「倒す理由がありません」
 鬼の存在を否定する気はない。
 少なくとも酒呑童子が善人を襲ったという記録はない。
 鬼の首長が見境なく人を襲う鬼であれば、今より悪鬼は増えていたはずだ。そういう意味でも酒呑童子の存在意義は高い。
「教えてください。伽夜を守るにはどうすればいいのか。悪鬼が伽夜を狙う恐れはありますか?」
「悪鬼は――強くなるために伽夜の血や涙を欲しがるかもしれぬ。我の血をな」
 血と聞いて背中に緊張が走る。

「もしや、心臓を狙われた女も鬼と関係が?」
「あれは違う。たまにいるのだ。鬼が好む血をもつ女が」
 酒呑童子は、伽夜の瓢箪を手に取り蓋を開けて匂いを嗅ぐ。
「この酒を毎日飲ませるといい。悪鬼も我の匂いに恐れ襲いはしないし、あやかしに憑依される心配はない。大天狗だろうと憑依はできぬ」
 酒呑童子は涼月を見てにやりと笑う。
 なるほど。伽夜の心が読めない理由に通じるのかと納得した。

「伽夜にはどんな力が?」
「小夜子が残した〝癒し〟の力だ。お前はすでに実感しているだろう?」
 癒やしと聞いて合点がいった。
 驚くほど傷の治りが早いと思っていたが、伽夜を抱いて寝ていたおかげだったのか。
「伽夜になにかあったらただではおかぬ。
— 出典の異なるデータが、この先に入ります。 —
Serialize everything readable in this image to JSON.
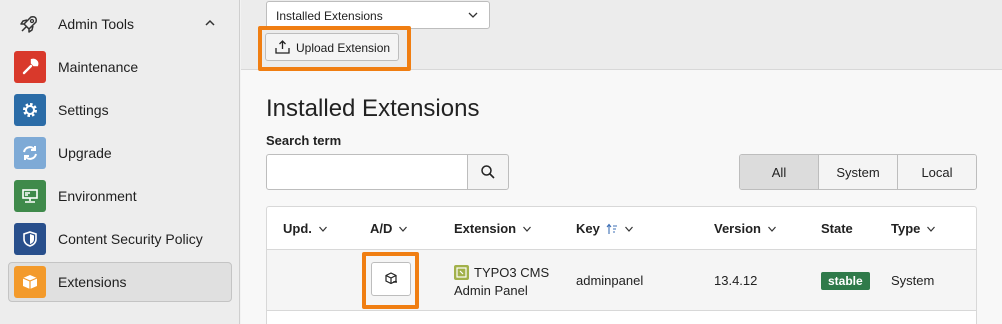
{
  "sidebar": {
    "group_title": "Admin Tools",
    "group_icon": "rocket-icon",
    "items": [
      {
        "label": "Maintenance",
        "icon": "wrench-icon",
        "color": "#d9392b"
      },
      {
        "label": "Settings",
        "icon": "gear-icon",
        "color": "#2b6ca7"
      },
      {
        "label": "Upgrade",
        "icon": "refresh-icon",
        "color": "#7eaad6"
      },
      {
        "label": "Environment",
        "icon": "server-icon",
        "color": "#3f8a4b"
      },
      {
        "label": "Content Security Policy",
        "icon": "shield-icon",
        "color": "#284f8c"
      },
      {
        "label": "Extensions",
        "icon": "box-icon",
        "color": "#f39a2b",
        "active": true
      }
    ]
  },
  "toolbar": {
    "view_select_value": "Installed Extensions",
    "upload_label": "Upload Extension"
  },
  "main": {
    "title": "Installed Extensions",
    "search_label": "Search term",
    "search_value": "",
    "filters": [
      {
        "label": "All",
        "selected": true
      },
      {
        "label": "System",
        "selected": false
      },
      {
        "label": "Local",
        "selected": false
      }
    ]
  },
  "table": {
    "headers": {
      "upd": "Upd.",
      "ad": "A/D",
      "extension": "Extension",
      "key": "Key",
      "version": "Version",
      "state": "State",
      "type": "Type"
    },
    "rows": [
      {
        "extension_name_line1": "TYPO3 CMS",
        "extension_name_line2": "Admin Panel",
        "key": "adminpanel",
        "version": "13.4.12",
        "state": "stable",
        "type": "System"
      }
    ]
  },
  "colors": {
    "highlight": "#f07e12",
    "stable_badge": "#2f7a4a"
  }
}
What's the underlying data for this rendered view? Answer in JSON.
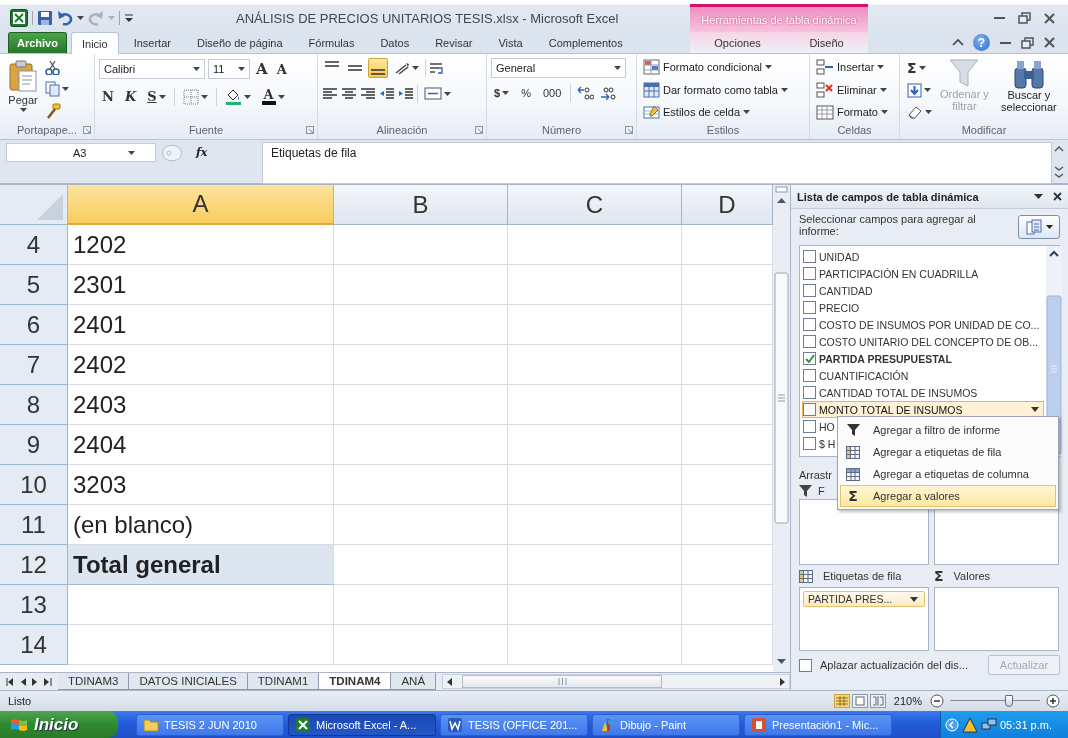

覚えておけ」
 そう言い残し、酒呑童子はひらりと窓に立ち、闇に消えた。

 間もなく夜明けだ。
 茜色に染まり始めた東の空に、明けの明星が輝いている。
 涼月は伽夜が眠るベッドの枕元に腰を下ろした。
 あらためて服装を見れば、伽夜は髪をひとつに束ね、マントを羽織り男のような洋装を着ている。
(密かに出かける準備をしていたのか)
 まったく気づかなかった。
 伽夜の心を掴みきれず、苛立つ気持ちを持て余すように伽夜を抱いた。
 己の身勝手さに呆れるばかりだ。
「はぁ……」
 重い溜め息を吐く。
 伽夜はおとなしいが、気が弱いわけじゃない。
 考えをしっかりと持っているのはわかっていたが行動力まであるとは。
 鬼の血を引くとはいえ、丑三つ時に家をこっそり出て夜道を進むなど、不安で怖かっただろうにと思う。
(もしかしてそれほど嫌なのか? 俺が? この家が?)
 そうでないと信じたいが、自信はない。
 伽夜はいつもどこか悲しそうだった。
 伽夜の笑った顔を思い浮かべてみたが、掴めば指の間からサラサラと落ちていくような気がしてかぶりを振る。
 だが、それでも明るい笑顔に嘘はないはずだ。
 翳りは見えなかった。それとも目まで曇っているのか?
 伽夜のことになると、すべてに自信がなくなる。
 なぜ伽夜が悲しげな表情をするのかと、ふとした瞬間に考えてしまう。
『寝ても覚めても気になって仕方がない。キクヱ、なんとかして探ってくれ』
 たまりかねてキクヱに言うと、笑われた。

『涼月様、それを恋と言うのですよ』
『俺は伽夜がなぜ悲しそうなのか知りたいだけだ』
『ええ、ええ。そうでしょうとも』
 心当たりがないわけじゃない。
 舞踏会で、伽夜に目を輝かせる鬼束伯爵に憎悪の炎が揺れた。
 今夜もあの男が伽夜と一緒だと思うだけで、感情を抑えられなかった。
 伽夜の笑顔に安心し、些細な表情の陰に一喜一憂する。
 自分には決してないと思っていた情愛の炎。
 心を支配するこの感情は――。
 これが恋なのか?
 涼月はふと寒気を感じ、我が身を顧みて苦笑する。

 寝巻きのまま飛び出していたのだ。
 剥き出しの足や腕、胸もとは擦り傷だらけだ。
 鬼束と戦っているときにできたのだろう。寝巻きの浴衣は、ところどころ破けている。
 戦うときは洋装と決めているのに。
 着替えるだけの気持ちにゆとりがある伽夜と、まったく余裕のない自分。比べるまでもないと苦笑いが込み上げる。
 伽夜の寝顔に語りかけた。
「両手を挙げて降参だ」
 これが恋ならば制御しようがない。